Di Andy Warhol si potrebbe parlare all’infinito. Ogni sua sfaccettatura diventa un mondo a sé stante, per cui per circoscrivere il campo, davvero vastissimo, l’idea è quella di raccontare la sua passione per la musica. E per il rock in particolare. L’occasione giunge anche da una mostra che si è aperta il 30 settembre a Padova: “Andy Warhol. Icona Pop” visitabile fino al 29 gennaio 2023 al Centro Culturale Altinate San Gaetano. A cura di Simona Occioni e Daniel Buso, l’esposizione che raccoglie 150 opere, è organizzata da Artika con Fondazione Mazzoleni e il Comune di Padova.
Warhol e la musica

Oltre alle celebrità del mondo del cinema sono quelle della musica ad affascinare la curiosità onnivora del fondatore della pop art. Non a caso amava ripetere che l’osservazione era il segreto della sua arte e l’idea della serialità e della ripetizione era parte del suo desiderio di vincere la morte. Nella mostra di Padova abbondano i riferimenti alla scena rock tra gli anni ‘60-’70-’80. A partire da gruppo per il quale Warhol contribuì a creare l’immagine e, nella fase iniziale, a finanziare e ospitare nella sua “Factory” dalle pareti ricoperte d’argento.
I Velvet

Ovviamente il gruppo è quello di Lou Reed, i Velvet Underground dove troneggia un immenso John Cale, Maureen Tucker androgina alla batteria e successivamente la biondissima Nico alla voce. Pretesa dallo stesso Warhol che aveva sostituito la povera Edie Sedgwick con la nuova musa berlinese, già peraltro notata da Federico Fellini che le aveva dato una piccola parte ne “La dolce vita”.
Warhol e i Velvet

Warhol viene sconvolto dal sound assolutamente nuovo dei Velvet, ci crede al punto da promuoverli, far loro da manager e disegnare la copertina nel loro primo album: la celebre banana sbucciabile che suscitò non poco scandalo. Del resto, anche i testi di Reed non erano proprio quelli che alla fine degli anni ‘60 in piena Summer of love, si ascoltavano alla radio. I temi preferiti dei Velvet sono in qualche modo quelli che approfondisce lo stesso Andy nella sua ricerca artistica. Si parla di alienazione urbana, solitudine, droga e sesso sadomaso. Ed è proprio l’alfabeto interiore dei tanti frequentatori della Factory, l’abito vestito dalle “Chelsea Girls” filmate e cantate da una quasi anafettiva Nico.
La mostra

Tornando alla mostra nelle sale del San Gaetano si vedono ritratti di Mick Jagger, proprio nel periodo del loro primo tour americano, ad un party dopo il concerto di New York, il frontman degli Stones incontra Warhol che rimane affascinato dal sex appeal del cantante inglese. Sei anni dopo questo incontro, nel 1969, Warhol ricevette una lettera proprio da Jagger che gli chiedeva di realizzare la copertina del loro prossimo album.

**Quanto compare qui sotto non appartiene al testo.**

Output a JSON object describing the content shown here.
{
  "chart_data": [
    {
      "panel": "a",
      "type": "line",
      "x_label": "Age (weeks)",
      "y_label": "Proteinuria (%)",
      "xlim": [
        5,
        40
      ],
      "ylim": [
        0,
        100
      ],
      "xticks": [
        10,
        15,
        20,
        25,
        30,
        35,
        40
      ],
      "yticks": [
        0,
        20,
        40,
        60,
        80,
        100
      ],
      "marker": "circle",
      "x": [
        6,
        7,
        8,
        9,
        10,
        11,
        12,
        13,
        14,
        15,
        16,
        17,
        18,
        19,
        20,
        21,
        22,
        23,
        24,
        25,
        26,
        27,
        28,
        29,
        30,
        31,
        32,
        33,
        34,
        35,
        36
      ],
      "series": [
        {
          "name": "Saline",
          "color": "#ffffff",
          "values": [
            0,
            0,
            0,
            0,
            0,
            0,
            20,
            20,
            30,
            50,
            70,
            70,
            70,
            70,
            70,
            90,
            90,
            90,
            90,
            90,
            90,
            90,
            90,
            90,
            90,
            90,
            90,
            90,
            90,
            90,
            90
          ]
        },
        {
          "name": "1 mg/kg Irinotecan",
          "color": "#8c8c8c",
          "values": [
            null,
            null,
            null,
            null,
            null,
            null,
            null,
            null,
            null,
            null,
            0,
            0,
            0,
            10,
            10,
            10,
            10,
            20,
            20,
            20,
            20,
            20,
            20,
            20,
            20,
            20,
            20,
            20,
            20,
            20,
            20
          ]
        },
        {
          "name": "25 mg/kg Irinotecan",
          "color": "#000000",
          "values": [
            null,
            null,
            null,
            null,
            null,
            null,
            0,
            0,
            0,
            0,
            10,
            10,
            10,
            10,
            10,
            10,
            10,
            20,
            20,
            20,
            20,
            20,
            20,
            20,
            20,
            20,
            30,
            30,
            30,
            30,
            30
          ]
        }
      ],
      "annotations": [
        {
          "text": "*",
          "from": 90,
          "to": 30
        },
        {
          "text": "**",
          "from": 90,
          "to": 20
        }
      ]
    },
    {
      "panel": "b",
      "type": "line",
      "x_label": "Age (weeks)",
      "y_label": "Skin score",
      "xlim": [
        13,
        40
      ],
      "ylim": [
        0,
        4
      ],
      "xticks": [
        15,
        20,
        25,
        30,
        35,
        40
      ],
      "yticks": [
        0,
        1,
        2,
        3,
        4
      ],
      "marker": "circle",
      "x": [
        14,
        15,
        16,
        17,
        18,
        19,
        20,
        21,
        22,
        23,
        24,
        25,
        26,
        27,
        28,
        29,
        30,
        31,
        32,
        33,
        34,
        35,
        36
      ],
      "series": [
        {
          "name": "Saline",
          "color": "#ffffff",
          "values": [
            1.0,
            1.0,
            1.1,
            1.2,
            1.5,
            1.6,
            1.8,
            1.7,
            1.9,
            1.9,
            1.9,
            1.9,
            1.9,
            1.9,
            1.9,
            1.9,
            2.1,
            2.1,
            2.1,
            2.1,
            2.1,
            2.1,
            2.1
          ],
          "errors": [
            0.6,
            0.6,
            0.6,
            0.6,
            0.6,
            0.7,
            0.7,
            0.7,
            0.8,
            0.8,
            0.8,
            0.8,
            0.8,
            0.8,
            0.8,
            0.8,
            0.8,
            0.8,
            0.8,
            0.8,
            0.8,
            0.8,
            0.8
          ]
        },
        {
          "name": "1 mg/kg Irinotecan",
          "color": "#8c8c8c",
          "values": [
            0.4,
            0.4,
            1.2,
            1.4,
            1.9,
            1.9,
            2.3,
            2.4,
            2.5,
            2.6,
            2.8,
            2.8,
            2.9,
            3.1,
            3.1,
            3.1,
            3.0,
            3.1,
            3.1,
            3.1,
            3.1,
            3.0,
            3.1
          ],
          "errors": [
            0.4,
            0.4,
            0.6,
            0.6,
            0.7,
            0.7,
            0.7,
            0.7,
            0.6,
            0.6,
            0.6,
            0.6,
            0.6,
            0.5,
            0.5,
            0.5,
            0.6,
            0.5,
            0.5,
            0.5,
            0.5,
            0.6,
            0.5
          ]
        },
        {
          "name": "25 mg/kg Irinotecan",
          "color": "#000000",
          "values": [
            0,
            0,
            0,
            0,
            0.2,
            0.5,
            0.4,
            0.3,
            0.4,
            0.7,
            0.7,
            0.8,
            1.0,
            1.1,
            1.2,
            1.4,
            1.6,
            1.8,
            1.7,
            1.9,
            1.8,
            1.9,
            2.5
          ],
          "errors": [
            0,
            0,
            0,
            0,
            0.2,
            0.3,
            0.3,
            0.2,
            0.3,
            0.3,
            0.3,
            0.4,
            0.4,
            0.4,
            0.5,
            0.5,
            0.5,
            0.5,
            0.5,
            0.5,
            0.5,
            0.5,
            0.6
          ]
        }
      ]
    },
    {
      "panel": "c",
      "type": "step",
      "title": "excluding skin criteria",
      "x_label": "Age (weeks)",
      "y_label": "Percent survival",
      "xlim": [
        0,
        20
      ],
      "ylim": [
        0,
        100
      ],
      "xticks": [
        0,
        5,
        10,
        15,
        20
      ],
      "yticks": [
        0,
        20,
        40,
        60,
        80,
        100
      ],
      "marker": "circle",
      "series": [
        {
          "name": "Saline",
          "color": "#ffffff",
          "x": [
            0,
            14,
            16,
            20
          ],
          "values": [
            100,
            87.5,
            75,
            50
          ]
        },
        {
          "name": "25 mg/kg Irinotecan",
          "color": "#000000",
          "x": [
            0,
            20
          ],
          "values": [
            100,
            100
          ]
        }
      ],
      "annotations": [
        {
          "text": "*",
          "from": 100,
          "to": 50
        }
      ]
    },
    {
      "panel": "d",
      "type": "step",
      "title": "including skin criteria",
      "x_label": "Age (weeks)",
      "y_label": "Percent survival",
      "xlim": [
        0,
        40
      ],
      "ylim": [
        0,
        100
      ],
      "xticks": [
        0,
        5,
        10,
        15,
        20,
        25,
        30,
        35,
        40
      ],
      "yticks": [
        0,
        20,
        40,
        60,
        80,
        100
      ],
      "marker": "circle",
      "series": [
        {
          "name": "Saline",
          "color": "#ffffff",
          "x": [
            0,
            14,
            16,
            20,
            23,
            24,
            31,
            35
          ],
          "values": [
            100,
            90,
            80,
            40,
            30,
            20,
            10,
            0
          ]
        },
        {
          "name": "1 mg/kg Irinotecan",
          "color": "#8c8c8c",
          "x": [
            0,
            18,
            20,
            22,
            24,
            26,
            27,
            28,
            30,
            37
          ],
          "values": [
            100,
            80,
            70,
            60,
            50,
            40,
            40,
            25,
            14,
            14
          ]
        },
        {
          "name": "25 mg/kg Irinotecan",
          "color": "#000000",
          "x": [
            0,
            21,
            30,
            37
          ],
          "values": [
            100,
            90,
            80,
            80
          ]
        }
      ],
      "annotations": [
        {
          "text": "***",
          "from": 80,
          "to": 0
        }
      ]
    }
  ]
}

Tra i cimeli della mostra c’è anche una chitarra originale degli Stones firmata da Andy e dai componenti della band. E tra le celebrità che popolano i ritratti di Warhol ritroviamo una Marilyn in serigrafia, Elizabeth Taylor, Mao, John Lennon per rimanere nella musica, Miguel Bosé, Bianca Jagger moglie di Mick e protagonista delle notti dello Studio 54, il luogo in cui Warhol passava gran parte delle sue nottate insieme alla sua corte di drag queen e sedicenti attori e attrici dei suoi film.
Warhol e lo Studio 54

Proprio nell’ultimasezione della mostra è interessante fare un viaggio nel mondo dello Studio 54, una discoteca che durò lo spazio di qualche anno, gettando le basi per un nuovo modo di intendere e vivere i locali notturni. Sono le 36 fotografie vintage realizzate da Allan Tannebaum, tra il 1977 e il 1981, a descrivere quel mondo. Allan con i suoi scatti creò un fitto reportage dedicato allo Studio 54. Immortalò gente comune, curiosi, giornalisti, travestiti e le star che entravano ogni sera. Dai coniugi Mick e Bianca Jagger, allo stesso Warhol con Liz Taylor, Liza Minnelli, Brooke Shields, Michael Jackson tutti pronti a divertirsi e a scatenarsi nella “festa più grande del mondo” o, come diceva lo stesso Warhol, “una dittatura all’ingresso e una democrazia sulla pista da ballo”.